В пучине бренного мира. Японское искусство и его коллекционер Сергей Китаев - [60]

Шрифт
Интервал

Во все это Тикамацу включил с десяток исторических персонажей и множество аллюзий. Мелькают имена Огури Сотана (XV век, ранний художник школы Кано) и Кано Мотонобу (XVI век, ведущий художник Кано). Оживший тигр, сошедший с картины последнего, дает завязку действию – окрестные крестьяне напуганы, что у них за околицей бродит тигр (хотя никаких тигров там никогда не водилось). Здесь Тикамацу использует мотив нарисованного “как живого” и потому сбегающего с картины животного, популярного на протяжении веков в китайском и японском искусстве. Сюриноскэ, лучший ученик школы Тоса, храбро перечеркивает ожившее изображение, и тигр исчезает. (Вспоминается выражение Мао Цзэдуна: “Империализм – это бумажный тигр”.) При этом реальный Сёгэн, мастер школы Тоса, учитель Сюриносукэ, не хотевший принимать к себе Матахэя, жил на два-три поколения раньше Мотонобу, а реальный Иваса Матабэй, с коего отчасти списан Укиё Матахэй, – на сто с лишним лет позже Мотонобу.

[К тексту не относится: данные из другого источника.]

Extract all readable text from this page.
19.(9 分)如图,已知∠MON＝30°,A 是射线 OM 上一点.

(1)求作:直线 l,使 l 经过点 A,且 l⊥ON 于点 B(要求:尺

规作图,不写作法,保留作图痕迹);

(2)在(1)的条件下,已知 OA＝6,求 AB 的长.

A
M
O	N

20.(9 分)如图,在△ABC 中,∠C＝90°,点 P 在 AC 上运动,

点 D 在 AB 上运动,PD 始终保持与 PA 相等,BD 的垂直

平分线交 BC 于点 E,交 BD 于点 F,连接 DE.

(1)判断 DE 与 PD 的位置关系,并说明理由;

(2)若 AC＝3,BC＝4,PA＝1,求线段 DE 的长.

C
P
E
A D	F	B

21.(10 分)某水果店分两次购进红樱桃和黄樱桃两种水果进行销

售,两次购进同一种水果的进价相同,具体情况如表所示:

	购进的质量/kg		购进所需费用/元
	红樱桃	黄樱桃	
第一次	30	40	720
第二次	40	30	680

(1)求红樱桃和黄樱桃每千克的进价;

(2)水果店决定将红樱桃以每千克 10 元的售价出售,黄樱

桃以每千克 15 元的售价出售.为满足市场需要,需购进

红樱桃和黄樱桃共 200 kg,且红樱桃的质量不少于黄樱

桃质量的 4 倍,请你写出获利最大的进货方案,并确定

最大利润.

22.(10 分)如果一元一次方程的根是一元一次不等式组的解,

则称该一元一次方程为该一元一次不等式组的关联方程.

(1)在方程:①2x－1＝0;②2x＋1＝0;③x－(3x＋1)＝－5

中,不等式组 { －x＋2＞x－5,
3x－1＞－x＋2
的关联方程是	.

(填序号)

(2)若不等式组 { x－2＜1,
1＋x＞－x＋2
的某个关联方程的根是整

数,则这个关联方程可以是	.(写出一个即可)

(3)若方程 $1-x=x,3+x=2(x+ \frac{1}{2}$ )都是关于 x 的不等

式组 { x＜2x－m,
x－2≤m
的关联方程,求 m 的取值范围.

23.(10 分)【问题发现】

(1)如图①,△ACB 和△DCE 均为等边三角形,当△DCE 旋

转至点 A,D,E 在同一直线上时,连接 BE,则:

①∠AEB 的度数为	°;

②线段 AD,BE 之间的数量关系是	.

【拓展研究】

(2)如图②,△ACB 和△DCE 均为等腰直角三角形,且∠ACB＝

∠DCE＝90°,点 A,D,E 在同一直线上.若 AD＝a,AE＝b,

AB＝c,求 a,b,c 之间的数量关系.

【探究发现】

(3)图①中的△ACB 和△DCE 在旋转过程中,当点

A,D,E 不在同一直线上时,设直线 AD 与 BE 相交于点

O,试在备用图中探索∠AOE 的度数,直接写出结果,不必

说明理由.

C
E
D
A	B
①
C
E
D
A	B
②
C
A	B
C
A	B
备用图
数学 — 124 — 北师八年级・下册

Получается, что если для сравнения перенести на русскую почву перипетии этой пьесы, то в драме были бы задействованы, скажем, Карл Брюллов и Александр Иванов (Сотан и Мотонобу), а ректор Бруни (Сёгэн) с трудом разбирался бы со своими непослушными учениками вроде Крамского или Репина. Впрочем, было бы еще нагляднее, если бы эти русские художники жили с разбросом в два-три столетия.

Теперь о Сокрушительнице Городов, Чей Дух Вызывается Куреньями. Исторический Кано Мотонобу был не только талантливым художником, но и деловым человеком. Он удачно женился на дочери главы школы Тоса, нейтрализовав в некоторой степени соперничество последней. В пьесе он только собирается это сделать, но невеста, увы, умирает. Однако она является жениху в виде дымного духа. Здесь Тикамацу обратился к сюжету о наложнице ханьского императора У-ди (I век до н. э.), дух которой некий обученный магии даос вызывал к тоскующему императору особыми куреньями. Об этом писал популярный в Японии танский поэт Бо Цзюйи (IX век) в поэме “Стих о супруге Ли” (“Ли фужэнь ши”). И Тикамацу, равно как и его аудитория, и, разумеется, Куниёси в начале XIX века, все эти тексты и перипетии из тысячелетней давности китайской литературной классики и японской истории искусства знали.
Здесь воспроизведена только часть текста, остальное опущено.